The choice of economic team
President Mauricio Macri said last Thursday that “the time has come to put the focus on growth.” He did so after several announcements to favor the regional economies and in the context of a resounding fall in industrial production, consumption and investment. A day earlier, in a radio report, he said that inflation was going down. On Thursday afternoon, the INDEC denied it with a resounding 2.9% increase in prices in January. An increase driven by food, one of those goods that economists define as “inelastic”, since it is more difficult to escape food than to the cinema, for example, and for services and rates, an item that falls under the official orbit.
All this, in addition, in a moment that some economists of the bar optimists define as “financial summers”, since with the price of the dollar quite controlled and the rates in a very soft downward trend, a certain calm in the financial and exchange scenario, the great official obsession.
However, the bar of the pessimists observes that the situation is much more labile and should be celebrated just with a glass of fresh water. A test: the slight rise in the dollar in the last hours of last week stopped the drop in fees that the Central Bank was implementing in a dropper. And the question, of course, is whether this summer calm will come until spring, October more precisely (see page 4).
As a sign of the times, in the midst of the investment drought, the Government hopes that the promise of a former official very close to the President will be fulfilled: in May, it will be confirmed by Morgan Stanley that Argentina leaves the country status of ” border “to return to being an” emerging “, a decision announced last year that requires the patient twelve months of observation. This would allow a group of investment funds to land in the country to take advantage of some asset liquidation prices left by the devaluation, and the subsequent effects, of last year. The doubt, in this case is whether it will be just financial investments or yes, in addition, there will be some bet for the production. In any case, the expected amount would be around US $ 5,000 million, perhaps a little more. It does not look like much, but in the current situation it’s like a flood in the desert.

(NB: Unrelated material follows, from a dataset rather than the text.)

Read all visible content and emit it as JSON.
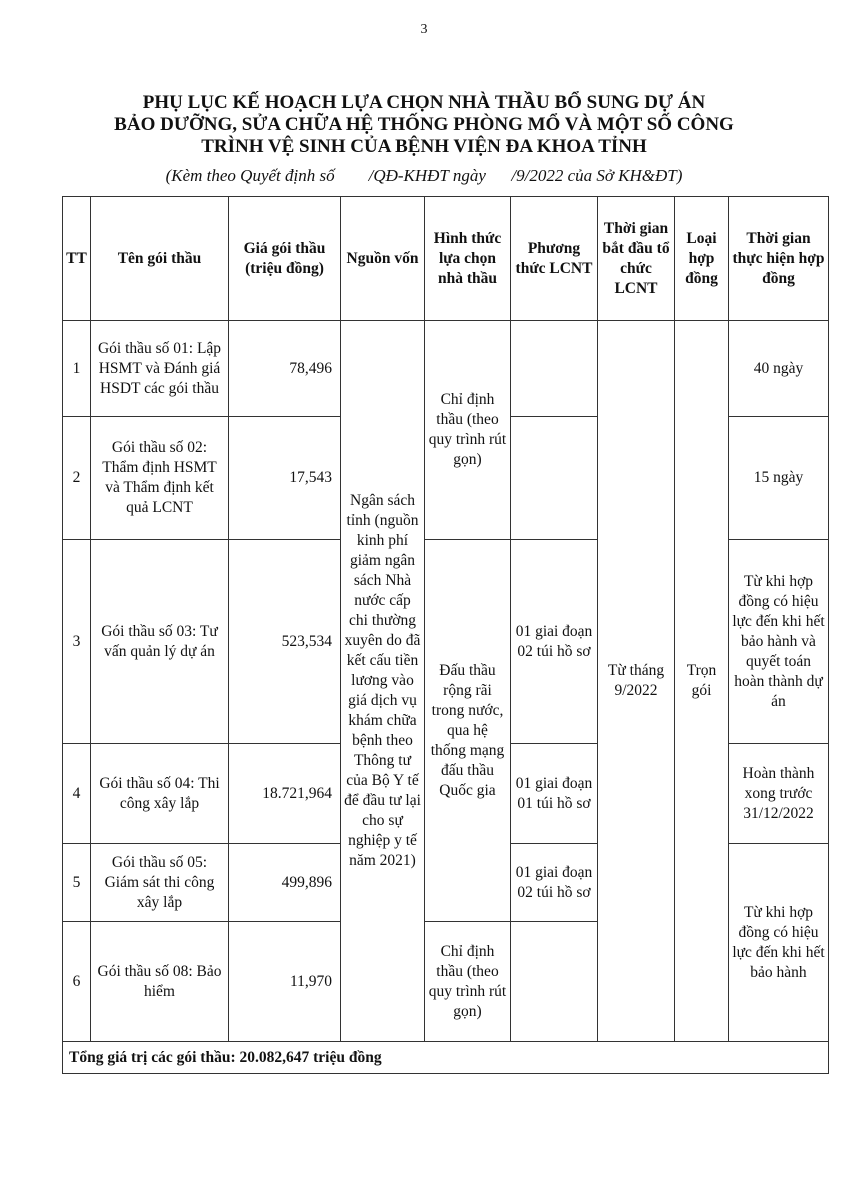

Hardly a rebound in the trade balance, the result of the strong recession induced by official measures, and enhanced by the “management? of the monetary and exchange variables in 2018 (see page 6), allows the Government to insist that there are possibilities to think that a slight recovery of activity is feasible from the second quarter of the year. The key sectors to lead the recovery would be, for the Government, agriculture and energy, two items with a relatively limited multiplier effect.
The zero deficit policy not only has one face associated with a very severe adjustment. But, in addition, it is reflected in a typical paradox: the fall in the level of activity is also reflected in the fall in tax collection, notorious in the items related to consumption. The explanation does not admit a counter test: in 2018, the salaries of the formal economy rose 30.6% on average, while prices did so by 47.6%.

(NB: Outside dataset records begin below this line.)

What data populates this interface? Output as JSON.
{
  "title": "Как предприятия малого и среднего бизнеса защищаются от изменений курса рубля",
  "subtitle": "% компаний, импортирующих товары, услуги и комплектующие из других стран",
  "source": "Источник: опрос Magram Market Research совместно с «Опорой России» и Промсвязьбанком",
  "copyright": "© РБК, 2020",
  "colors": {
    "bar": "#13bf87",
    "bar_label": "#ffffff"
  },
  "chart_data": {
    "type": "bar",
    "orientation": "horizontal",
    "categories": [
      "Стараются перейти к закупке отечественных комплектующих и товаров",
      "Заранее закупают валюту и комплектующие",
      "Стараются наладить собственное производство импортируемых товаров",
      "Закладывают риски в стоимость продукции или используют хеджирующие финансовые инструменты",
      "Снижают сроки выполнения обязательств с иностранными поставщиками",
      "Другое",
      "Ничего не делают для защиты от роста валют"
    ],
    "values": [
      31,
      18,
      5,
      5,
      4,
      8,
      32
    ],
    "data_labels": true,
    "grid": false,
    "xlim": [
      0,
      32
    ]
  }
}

Another test: in January the collection without retentions grew 35.4% year-on-year, more than 10 points below inflation. And the expense is only controlled in items linked, almost exclusively, to production, especially public works. However, the bulk of public expenditures are linked to inflexible items to the downside, such as official salaries, retirement or social plans, which, in addition, are already quite deteriorated.

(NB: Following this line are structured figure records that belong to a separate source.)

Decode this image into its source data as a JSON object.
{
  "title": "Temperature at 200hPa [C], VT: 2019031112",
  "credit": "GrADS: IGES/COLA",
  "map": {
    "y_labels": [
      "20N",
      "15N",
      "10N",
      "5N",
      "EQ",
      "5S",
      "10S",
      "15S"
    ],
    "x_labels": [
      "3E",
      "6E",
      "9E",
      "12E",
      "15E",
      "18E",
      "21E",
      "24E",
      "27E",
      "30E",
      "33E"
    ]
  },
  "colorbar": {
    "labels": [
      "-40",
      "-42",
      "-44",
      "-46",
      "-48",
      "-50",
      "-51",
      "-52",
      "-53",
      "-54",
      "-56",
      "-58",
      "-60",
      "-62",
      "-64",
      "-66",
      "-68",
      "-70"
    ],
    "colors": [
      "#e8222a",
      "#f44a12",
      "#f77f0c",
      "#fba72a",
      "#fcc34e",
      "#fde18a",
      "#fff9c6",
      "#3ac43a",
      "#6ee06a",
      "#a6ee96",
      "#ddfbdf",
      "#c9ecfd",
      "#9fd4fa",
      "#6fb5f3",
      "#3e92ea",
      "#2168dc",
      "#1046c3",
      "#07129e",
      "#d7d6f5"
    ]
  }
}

On the other hand, the crisis in the industry and commerce, as well as the wage delay, put more questions to the payment of Profits, the great annual harvest of the AFIP.
Going forward, nobody really knows if the mood of the people will weigh more the price of the dollar or the rise in prices that will intensify at least until May-June due to the increase in tariffs. Will it be necessary to choose between the dollar or inflation? The elections have already begun.